Effectivement, les deux hommes masqués qui restaient avaient fait quelques pas en arrière et se tenaient sur la défensive.

Tout à coup quatre autres hommes masqués apparurent, et tous les six se ruèrent une seconde fois sur les deux Espagnols, qui les attendirent de pied ferme.

— Diable ! je vous avais fait injure ; je vois que vous connaissez votre métier, dit don Estevan en déchargeant à bout portant un pistolet dans le groupe de ses adversaires.

Ceux-ci, toujours muets, ripostèrent, et le combat recommença avec une nouvelle furie.

Mais les deux braves jeunes gens ne pouvaient désormais faire une longue défense ; leurs forces étaient épuisées ; ils ne tardèrent pas à tomber à leur tour sur les cadavres de deux autres assaillants, qu’ils sacrifièrent à leur colère avant de succomber.

Aussitôt qu’ils virent don Fernando et don Estevan étendus sans mouvement, les inconnus poussèrent un cri de triomphe.

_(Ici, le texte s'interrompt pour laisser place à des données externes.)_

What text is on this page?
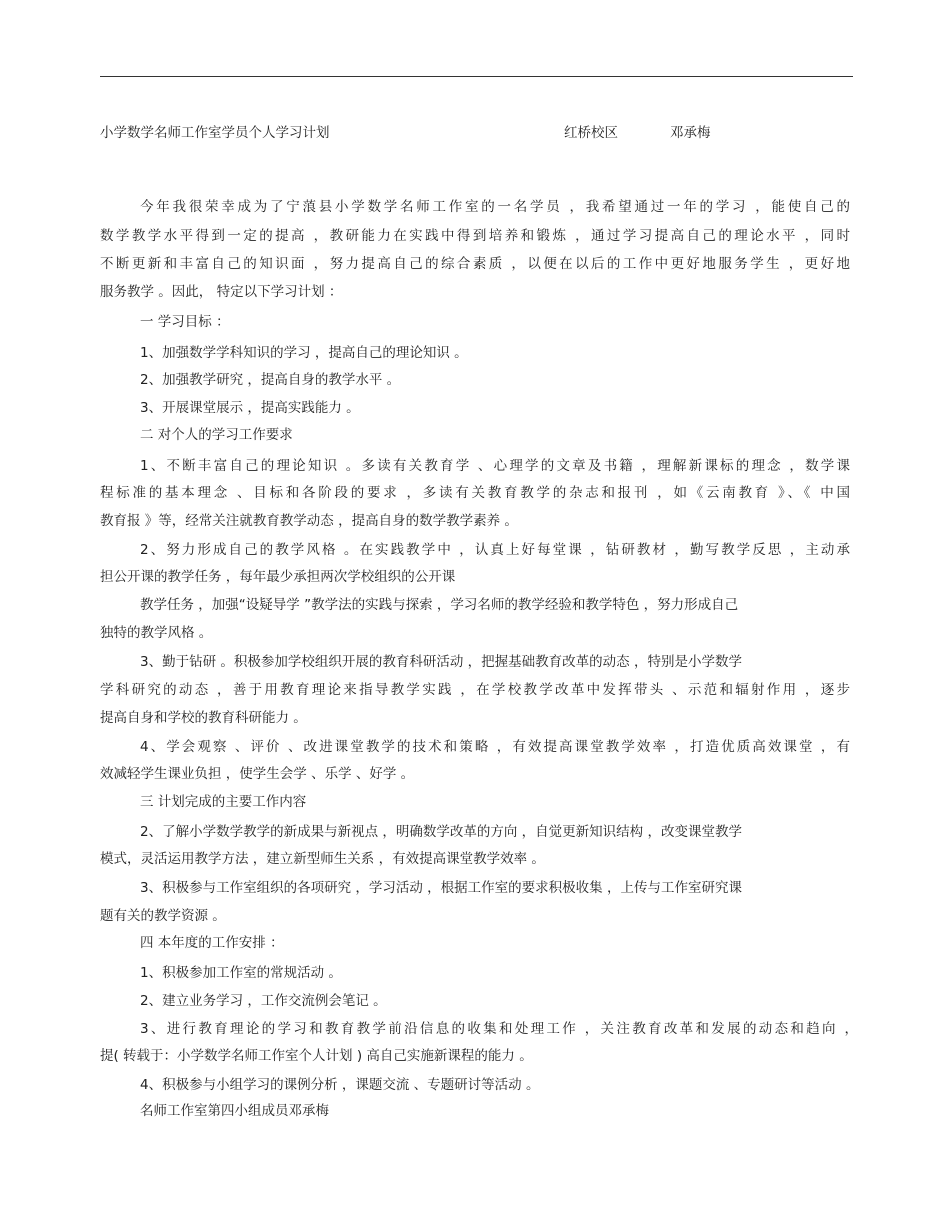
小学数学名师工作室学员个人学习计划	红桥校区	邓承梅
今年我很荣幸成为了宁蒗县小学数学名师工作室的一名学员 ，我希望通过一年的学习 ，能使自己的
数学教学水平得到一定的提高 ，教研能力在实践中得到培养和锻炼 ，通过学习提高自己的理论水平 ，同时
不断更新和丰富自己的知识面 ，努力提高自己的综合素质 ，以便在以后的工作中更好地服务学生 ，更好地
服务教学 。因此， 特定以下学习计划 ：
一 学习目标 ：
1、加强数学学科知识的学习 ，提高自己的理论知识 。
2、加强教学研究 ，提高自身的教学水平 。
3、开展课堂展示 ，提高实践能力 。
二 对个人的学习工作要求
1、不断丰富自己的理论知识 。多读有关教育学 、心理学的文章及书籍 ，理解新课标的理念 ，数学课
程标准的基本理念 、目标和各阶段的要求 ，多读有关教育教学的杂志和报刊 ，如《云南教育 》、《 中国
教育报 》等，经常关注就教育教学动态 ，提高自身的数学教学素养 。
2、努力形成自己的教学风格 。在实践教学中 ，认真上好每堂课 ，钻研教材 ，勤写教学反思 ，主动承
担公开课的教学任务 ，每年最少承担两次学校组织的公开课
教学任务 ，加强“设疑导学 ”教学法的实践与探索 ，学习名师的教学经验和教学特色 ，努力形成自己
独特的教学风格 。
3、勤于钻研 。积极参加学校组织开展的教育科研活动 ，把握基础教育改革的动态 ，特别是小学数学
学科研究的动态 ，善于用教育理论来指导教学实践 ，在学校教学改革中发挥带头 、示范和辐射作用 ，逐步
提高自身和学校的教育科研能力 。
4、学会观察 、评价 、改进课堂教学的技术和策略 ，有效提高课堂教学效率 ，打造优质高效课堂 ，有
效减轻学生课业负担 ，使学生会学 、乐学 、好学 。
三 计划完成的主要工作内容
2、了解小学数学教学的新成果与新视点 ，明确数学改革的方向 ，自觉更新知识结构 ，改变课堂教学
模式，灵活运用教学方法 ，建立新型师生关系 ，有效提高课堂教学效率 。
3、积极参与工作室组织的各项研究 ，学习活动 ，根据工作室的要求积极收集 ，上传与工作室研究课
题有关的教学资源 。
四 本年度的工作安排 ：
1、积极参加工作室的常规活动 。
2、建立业务学习 ，工作交流例会笔记 。
3、进行教育理论的学习和教育教学前沿信息的收集和处理工作 ，关注教育改革和发展的动态和趋向 ，
提( 转载于：小学数学名师工作室个人计划 ) 高自己实施新课程的能力 。
4、积极参与小组学习的课例分析 ，课题交流 、专题研讨等活动 。
名师工作室第四小组成员邓承梅
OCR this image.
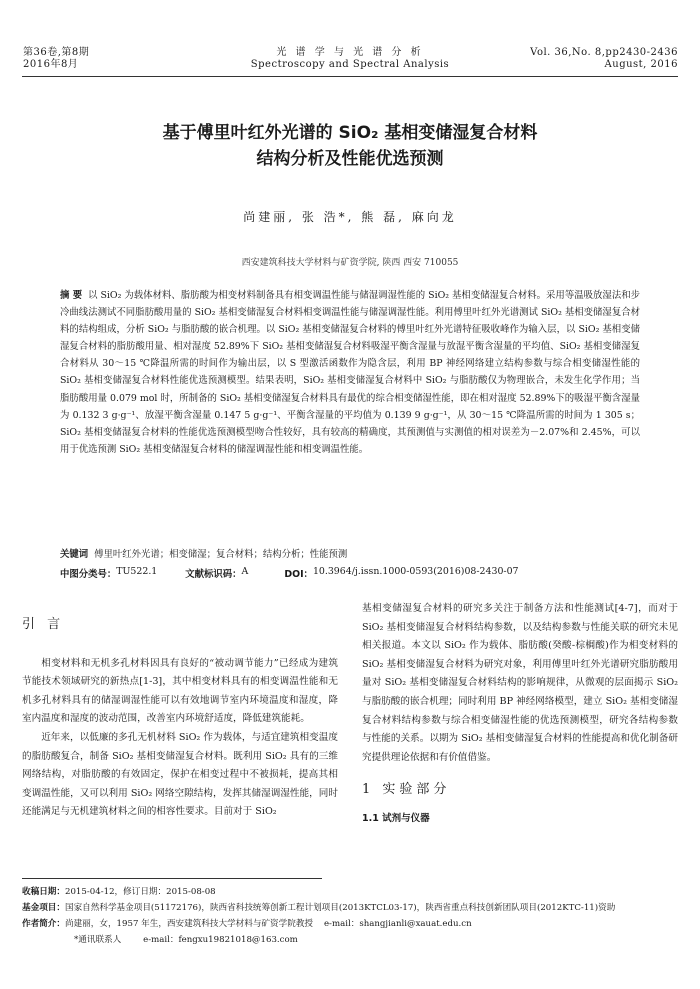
第36卷,第8期
2016年8月
光 谱 学 与 光 谱 分 析
Spectroscopy and Spectral Analysis
Vol. 36,No. 8,pp2430-2436
August, 2016
基于傅里叶红外光谱的 SiO₂ 基相变储湿复合材料
结构分析及性能优选预测
尚建丽, 张 浩*, 熊 磊, 麻向龙
西安建筑科技大学材料与矿资学院, 陕西 西安 710055
摘 要 以 SiO₂ 为载体材料、脂肪酸为相变材料制备具有相变调温性能与储湿调湿性能的 SiO₂ 基相变储湿复合材料。采用等温吸放湿法和步冷曲线法测试不同脂肪酸用量的 SiO₂ 基相变储湿复合材料相变调温性能与储湿调湿性能。利用傅里叶红外光谱测试 SiO₂ 基相变储湿复合材料的结构组成，分析 SiO₂ 与脂肪酸的嵌合机理。以 SiO₂ 基相变储湿复合材料的傅里叶红外光谱特征吸收峰作为输入层，以 SiO₂ 基相变储湿复合材料的脂肪酸用量、相对湿度 52.89%下 SiO₂ 基相变储湿复合材料吸湿平衡含湿量与放湿平衡含湿量的平均值、SiO₂ 基相变储湿复合材料从 30～15 ℃降温所需的时间作为输出层，以 S 型激活函数作为隐含层，利用 BP 神经网络建立结构参数与综合相变储湿性能的 SiO₂ 基相变储湿复合材料性能优选预测模型。结果表明，SiO₂ 基相变储湿复合材料中 SiO₂ 与脂肪酸仅为物理嵌合，未发生化学作用；当脂肪酸用量 0.079 mol 时，所制备的 SiO₂ 基相变储湿复合材料具有最优的综合相变储湿性能，即在相对湿度 52.89%下的吸湿平衡含湿量为 0.132 3 g·g⁻¹、放湿平衡含湿量 0.147 5 g·g⁻¹、平衡含湿量的平均值为 0.139 9 g·g⁻¹，从 30～15 ℃降温所需的时间为 1 305 s；SiO₂ 基相变储湿复合材料的性能优选预测模型吻合性较好，具有较高的精确度，其预测值与实测值的相对误差为－2.07%和 2.45%，可以用于优选预测 SiO₂ 基相变储湿复合材料的储湿调湿性能和相变调温性能。
关键词 傅里叶红外光谱；相变储湿；复合材料；结构分析；性能预测
中图分类号： TU522.1	文献标识码： A	DOI： 10.3964/j.issn.1000-0593(2016)08-2430-07
引 言
相变材料和无机多孔材料因具有良好的“被动调节能力”已经成为建筑节能技术领域研究的新热点[1-3]，其中相变材料具有的相变调温性能和无机多孔材料具有的储湿调湿性能可以有效地调节室内环境温度和湿度，降室内温度和湿度的波动范围，改善室内环境舒适度，降低建筑能耗。
近年来，以低廉的多孔无机材料 SiO₂ 作为载体，与适宜建筑相变温度的脂肪酸复合，制备 SiO₂ 基相变储湿复合材料。既利用 SiO₂ 具有的三维网络结构，对脂肪酸的有效固定，保护在相变过程中不被损耗，提高其相变调温性能，又可以利用 SiO₂ 网络空隙结构，发挥其储湿调湿性能，同时还能满足与无机建筑材料之间的相容性要求。目前对于 SiO₂
基相变储湿复合材料的研究多关注于制备方法和性能测试[4-7]，而对于 SiO₂ 基相变储湿复合材料结构参数，以及结构参数与性能关联的研究未见相关报道。本文以 SiO₂ 作为载体、脂肪酸(癸酸-棕榈酸)作为相变材料的 SiO₂ 基相变储湿复合材料为研究对象，利用傅里叶红外光谱研究脂肪酸用量对 SiO₂ 基相变储湿复合材料结构的影响规律，从微观的层面揭示 SiO₂ 与脂肪酸的嵌合机理；同时利用 BP 神经网络模型，建立 SiO₂ 基相变储湿复合材料结构参数与综合相变储湿性能的优选预测模型，研究各结构参数与性能的关系。以期为 SiO₂ 基相变储湿复合材料的性能提高和优化制备研究提供理论依据和有价值借鉴。
1 实验部分
1.1 试剂与仪器
收稿日期：2015-04-12，修订日期：2015-08-08
基金项目：国家自然科学基金项目(51172176)，陕西省科技统筹创新工程计划项目(2013KTCL03-17)，陕西省重点科技创新团队项目(2012KTC-11)资助
作者简介：尚建丽，女，1957 年生，西安建筑科技大学材料与矿资学院教授 e-mail：shangjianli@xauat.edu.cn
*通讯联系人	e-mail：fengxu19821018@163.com
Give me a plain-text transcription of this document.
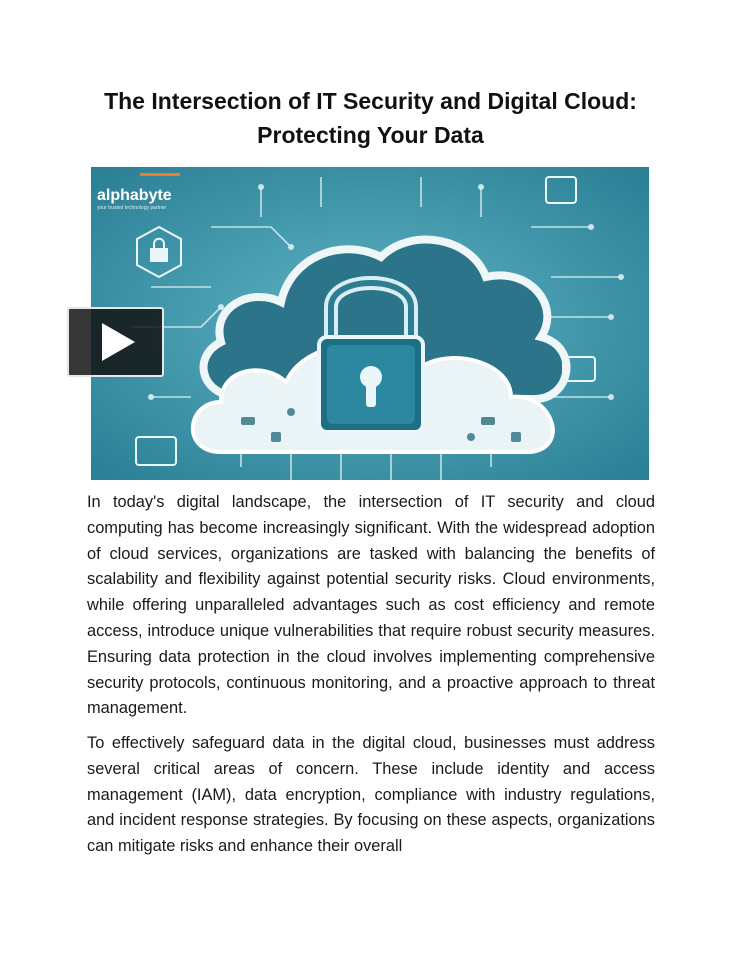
The Intersection of IT Security and Digital Cloud: Protecting Your Data
alphabyte
your trusted technology partner
In today's digital landscape, the intersection of IT security and cloud computing has become increasingly significant. With the widespread adoption of cloud services, organizations are tasked with balancing the benefits of scalability and flexibility against potential security risks. Cloud environments, while offering unparalleled advantages such as cost efficiency and remote access, introduce unique vulnerabilities that require robust security measures. Ensuring data protection in the cloud involves implementing comprehensive security protocols, continuous monitoring, and a proactive approach to threat management.
To effectively safeguard data in the digital cloud, businesses must address several critical areas of concern. These include identity and access management (IAM), data encryption, compliance with industry regulations, and incident response strategies. By focusing on these aspects, organizations can mitigate risks and enhance their overall
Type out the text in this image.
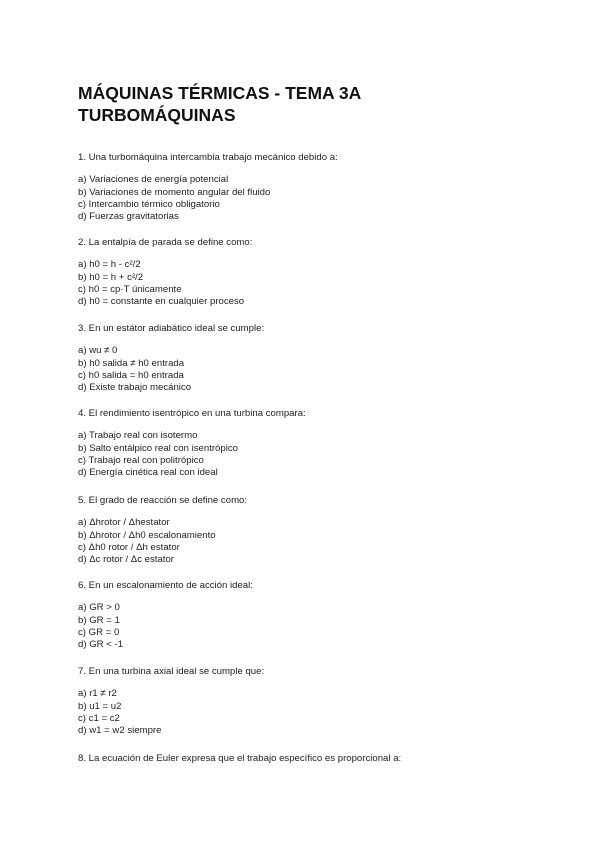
MÁQUINAS TÉRMICAS - TEMA 3A
TURBOMÁQUINAS
1. Una turbomáquina intercambia trabajo mecánico debido a:
a) Variaciones de energía potencial
b) Variaciones de momento angular del fluido
c) Intercambio térmico obligatorio
d) Fuerzas gravitatorias
2. La entalpía de parada se define como:
a) h0 = h - c²/2
b) h0 = h + c²/2
c) h0 = cp·T únicamente
d) h0 = constante en cualquier proceso
3. En un estátor adiabático ideal se cumple:
a) wu ≠ 0
b) h0 salida ≠ h0 entrada
c) h0 salida = h0 entrada
d) Existe trabajo mecánico
4. El rendimiento isentrópico en una turbina compara:
a) Trabajo real con isotermo
b) Salto entálpico real con isentrópico
c) Trabajo real con politrópico
d) Energía cinética real con ideal
5. El grado de reacción se define como:
a) Δhrotor / Δhestator
b) Δhrotor / Δh0 escalonamiento
c) Δh0 rotor / Δh estator
d) Δc rotor / Δc estator
6. En un escalonamiento de acción ideal:
a) GR > 0
b) GR = 1
c) GR = 0
d) GR < -1
7. En una turbina axial ideal se cumple que:
a) r1 ≠ r2
b) u1 = u2
c) c1 = c2
d) w1 = w2 siempre
8. La ecuación de Euler expresa que el trabajo específico es proporcional a:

Sans s’occuper du mayordomo, ils prirent le corps de don Fernando, le mirent en travers sur le cou d’un de leurs chevaux, et, partant à toute bride, ils ne tardèrent pas à disparaître dans les méandres infinis de la route.

La tempête sévissait toujours avec fureur ; un silence funèbre régna à la place où s’était accomplie cette tragédie, et dans laquelle restaient couchés sept cadavres au-dessus desquels les vautours et les hideux zopilotes commençaient à former de vastes cercles en poussant des cris rauques.


VI

SAN-LUCAR


Après le départ de don Fernando, le gouverneur et le major restèrent un instant affaissés sous le poids des inquiétantes nouvelles qu’ils venaient de recevoir.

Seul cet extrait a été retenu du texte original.